Munson and Karkenny were convicted of running a pot-smuggling operation that used fake race-car trailers to haul large loads of marijuana to the New York area, according to a press release issued by Michael Garcia, U.S. Attorney for the Southern District of New York.

Over the life of the conspiracy, Munson and Karkenny were said to have moved more than 50,000 pounds of pot to New York, Detroit and other metropolitan areas.

In cross-country hauls of pot ranging in size from 200 to 4,500 pounds, the feds say, Munson and others used SUVs, pickup trucks and even commercial carriers. Often, authorities alleged, they employed decoy cars to attract the attention of police — and distract them from trucks carrying pot.

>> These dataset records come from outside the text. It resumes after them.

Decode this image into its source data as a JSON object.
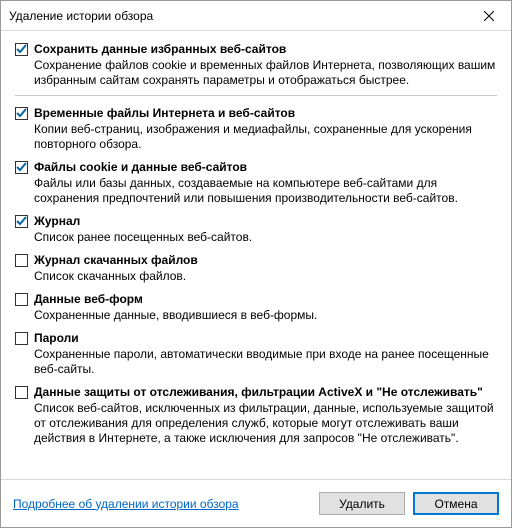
{
  "window": {
    "title": "Удаление истории обзора"
  },
  "items": [
    {
      "checked": true,
      "label": "Сохранить данные избранных веб-сайтов",
      "desc": "Сохранение файлов cookie и временных файлов Интернета, позволяющих вашим избранным сайтам сохранять параметры и отображаться быстрее.",
      "sep_after": true
    },
    {
      "checked": true,
      "label": "Временные файлы Интернета и веб-сайтов",
      "desc": "Копии веб-страниц, изображения и медиафайлы, сохраненные для ускорения повторного обзора."
    },
    {
      "checked": true,
      "label": "Файлы cookie и данные веб-сайтов",
      "desc": "Файлы или базы данных, создаваемые на компьютере веб-сайтами для сохранения предпочтений или повышения производительности веб-сайтов."
    },
    {
      "checked": true,
      "label": "Журнал",
      "desc": "Список ранее посещенных веб-сайтов."
    },
    {
      "checked": false,
      "label": "Журнал скачанных файлов",
      "desc": "Список скачанных файлов."
    },
    {
      "checked": false,
      "label": "Данные веб-форм",
      "desc": "Сохраненные данные, вводившиеся в веб-формы."
    },
    {
      "checked": false,
      "label": "Пароли",
      "desc": "Сохраненные пароли, автоматически вводимые при входе на ранее посещенные веб-сайты."
    },
    {
      "checked": false,
      "label": "Данные защиты от отслеживания, фильтрации ActiveX и \"Не отслеживать\"",
      "desc": "Список веб-сайтов, исключенных из фильтрации, данные, используемые защитой от отслеживания для определения служб, которые могут отслеживать ваши действия в Интернете, а также исключения для запросов \"Не отслеживать\"."
    }
  ],
  "footer": {
    "link": "Подробнее об удалении истории обзора",
    "delete": "Удалить",
    "cancel": "Отмена"
  }
}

They’d also use pairs of transporters to make it appear that a couple was moving cross-country.

Munson, feds say, used his profits to invest in expensive homes, real estate ventures and restaurants. The Press says he also bought an unidentified go-go bar.

Here’s an excerpt from a New York Times article on Teak from April 2005, when the restaurant was about a year old:

It used to be an Italian place called Bacchus. Melissa Long, a real-estate executive and restaurateur whose previous venture was Thai Elephant in Short Hills, bought into Bacchus as a partner, then took it over, closed it and reopened it with a menu more closely attuned to her native Thailand.